À l’inverse, les personnes « sanguino-pléthoriques », qui sont plutôt naturellement trapues et charpentées, ont souvent trop chaud et de bonnes couleurs sur les joues. Ils ont les capacités métaboliques à neutraliser les acides du citron et ainsi à bénéficier de ses vertus.

Bien évidemment, nous ne sommes pas 100 % neuro-arthritique ou 100 % sanguino-pléthorique. Ces indications sont donc à relativiser, mais elles permettent d’avoir un bon repère. C’est en observant les réactions de notre corps que l’on saura si le citron est fait pour nous. 

Capacités à métaboliser le citron

Chez une personne présentant une faiblesse métabolique face aux acides faibles (qui constituent le citron), l’apport de citron aura tendance à leur faire ressentir un froid intérieur dans la demi-heure qui suit l’ingestion. Cette frilosité peut être accompagnée d’une sensation de fatigue et d’une augmentation de la nervosité. 

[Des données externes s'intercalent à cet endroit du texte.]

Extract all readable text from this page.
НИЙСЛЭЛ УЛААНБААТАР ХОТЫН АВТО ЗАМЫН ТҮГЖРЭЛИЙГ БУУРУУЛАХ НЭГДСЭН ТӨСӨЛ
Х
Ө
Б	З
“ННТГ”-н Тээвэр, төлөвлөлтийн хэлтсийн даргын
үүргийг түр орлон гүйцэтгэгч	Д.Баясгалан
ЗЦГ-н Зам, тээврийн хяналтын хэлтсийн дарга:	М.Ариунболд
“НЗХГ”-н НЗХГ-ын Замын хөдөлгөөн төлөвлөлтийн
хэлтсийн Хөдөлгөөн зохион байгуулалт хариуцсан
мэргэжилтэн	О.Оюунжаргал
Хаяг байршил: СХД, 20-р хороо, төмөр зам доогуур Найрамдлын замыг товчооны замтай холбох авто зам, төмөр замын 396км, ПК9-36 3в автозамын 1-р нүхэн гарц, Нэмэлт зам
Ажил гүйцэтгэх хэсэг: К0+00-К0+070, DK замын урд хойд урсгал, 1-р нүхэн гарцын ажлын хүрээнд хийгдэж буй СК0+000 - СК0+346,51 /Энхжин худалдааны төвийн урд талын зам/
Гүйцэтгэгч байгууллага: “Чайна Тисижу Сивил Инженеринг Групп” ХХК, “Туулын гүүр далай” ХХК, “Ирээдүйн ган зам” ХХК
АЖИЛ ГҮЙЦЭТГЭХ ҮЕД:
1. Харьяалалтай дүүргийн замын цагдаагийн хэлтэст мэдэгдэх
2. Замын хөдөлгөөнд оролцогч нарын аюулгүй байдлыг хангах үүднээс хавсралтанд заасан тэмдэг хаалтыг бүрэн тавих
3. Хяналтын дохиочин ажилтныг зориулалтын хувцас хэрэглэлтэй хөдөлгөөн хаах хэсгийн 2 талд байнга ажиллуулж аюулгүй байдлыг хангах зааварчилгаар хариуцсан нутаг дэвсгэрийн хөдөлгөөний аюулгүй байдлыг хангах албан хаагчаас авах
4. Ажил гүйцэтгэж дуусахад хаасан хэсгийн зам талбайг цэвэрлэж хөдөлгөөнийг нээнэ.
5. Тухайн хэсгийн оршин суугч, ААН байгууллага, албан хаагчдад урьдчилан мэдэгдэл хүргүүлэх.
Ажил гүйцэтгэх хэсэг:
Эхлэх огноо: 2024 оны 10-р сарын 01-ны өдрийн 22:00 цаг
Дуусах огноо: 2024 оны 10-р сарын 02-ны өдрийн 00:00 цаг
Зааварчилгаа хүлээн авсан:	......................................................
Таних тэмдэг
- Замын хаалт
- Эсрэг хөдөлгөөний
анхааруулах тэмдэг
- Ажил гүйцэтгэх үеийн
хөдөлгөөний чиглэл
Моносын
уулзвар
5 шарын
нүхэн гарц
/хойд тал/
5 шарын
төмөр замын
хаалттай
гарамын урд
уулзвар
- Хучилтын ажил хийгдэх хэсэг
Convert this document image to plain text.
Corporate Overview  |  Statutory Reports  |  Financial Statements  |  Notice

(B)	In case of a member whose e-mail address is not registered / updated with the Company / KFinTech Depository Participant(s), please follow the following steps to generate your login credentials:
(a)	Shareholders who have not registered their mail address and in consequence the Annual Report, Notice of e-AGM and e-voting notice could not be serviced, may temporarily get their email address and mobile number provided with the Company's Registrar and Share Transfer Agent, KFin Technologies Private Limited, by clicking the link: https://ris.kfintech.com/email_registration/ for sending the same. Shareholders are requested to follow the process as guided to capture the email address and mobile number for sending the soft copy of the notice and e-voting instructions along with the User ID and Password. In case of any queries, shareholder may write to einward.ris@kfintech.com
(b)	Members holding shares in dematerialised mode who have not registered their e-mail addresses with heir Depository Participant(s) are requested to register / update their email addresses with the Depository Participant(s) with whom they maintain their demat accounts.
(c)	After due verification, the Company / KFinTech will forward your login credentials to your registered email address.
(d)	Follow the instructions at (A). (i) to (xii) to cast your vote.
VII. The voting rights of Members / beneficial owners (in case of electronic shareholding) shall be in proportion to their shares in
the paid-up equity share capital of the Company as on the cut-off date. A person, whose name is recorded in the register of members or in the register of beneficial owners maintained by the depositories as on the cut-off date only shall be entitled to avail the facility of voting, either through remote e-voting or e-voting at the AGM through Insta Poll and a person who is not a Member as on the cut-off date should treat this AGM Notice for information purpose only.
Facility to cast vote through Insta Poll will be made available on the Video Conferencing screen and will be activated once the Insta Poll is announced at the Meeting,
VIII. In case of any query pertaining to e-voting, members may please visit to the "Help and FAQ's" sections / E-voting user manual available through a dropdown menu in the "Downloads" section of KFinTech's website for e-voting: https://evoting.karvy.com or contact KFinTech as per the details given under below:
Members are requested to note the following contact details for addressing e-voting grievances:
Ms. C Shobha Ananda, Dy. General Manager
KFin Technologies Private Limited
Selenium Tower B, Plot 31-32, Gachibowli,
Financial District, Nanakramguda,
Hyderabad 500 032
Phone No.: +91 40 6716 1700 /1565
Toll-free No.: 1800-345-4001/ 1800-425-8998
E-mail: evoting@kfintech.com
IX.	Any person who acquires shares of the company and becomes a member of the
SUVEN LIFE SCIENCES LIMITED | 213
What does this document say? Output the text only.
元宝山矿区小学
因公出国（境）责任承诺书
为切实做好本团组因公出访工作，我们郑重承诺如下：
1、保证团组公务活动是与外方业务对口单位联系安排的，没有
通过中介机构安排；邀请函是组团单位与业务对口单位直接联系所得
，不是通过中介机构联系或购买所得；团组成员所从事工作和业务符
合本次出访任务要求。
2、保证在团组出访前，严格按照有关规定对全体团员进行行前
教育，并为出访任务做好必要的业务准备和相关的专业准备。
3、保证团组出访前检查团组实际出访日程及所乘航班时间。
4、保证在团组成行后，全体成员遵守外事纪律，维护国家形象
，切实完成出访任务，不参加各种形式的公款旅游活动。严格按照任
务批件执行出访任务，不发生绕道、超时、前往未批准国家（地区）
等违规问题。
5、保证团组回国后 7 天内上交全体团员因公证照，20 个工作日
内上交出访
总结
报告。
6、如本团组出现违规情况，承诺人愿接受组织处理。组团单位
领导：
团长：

Cette approche, purement naturopathique, permet d’être à l’écoute de son corps. Aujourd’hui, il est courant de vouloir le faire taire, quitte à lui imposer une alimentation qui n’est pas adaptée. Ici, nous avons traité le sujet du citron, mais cela peut-être étendu à tous les aliments : qu’elle est la réaction de mon corps lorsque je consomme du pain blanc? Du lait de vache? Des céréales contenant du gluten? De nombreux régimes sont en vogue, mais il faut adopter, ou plutôt inventer, celui qui nous conviendra.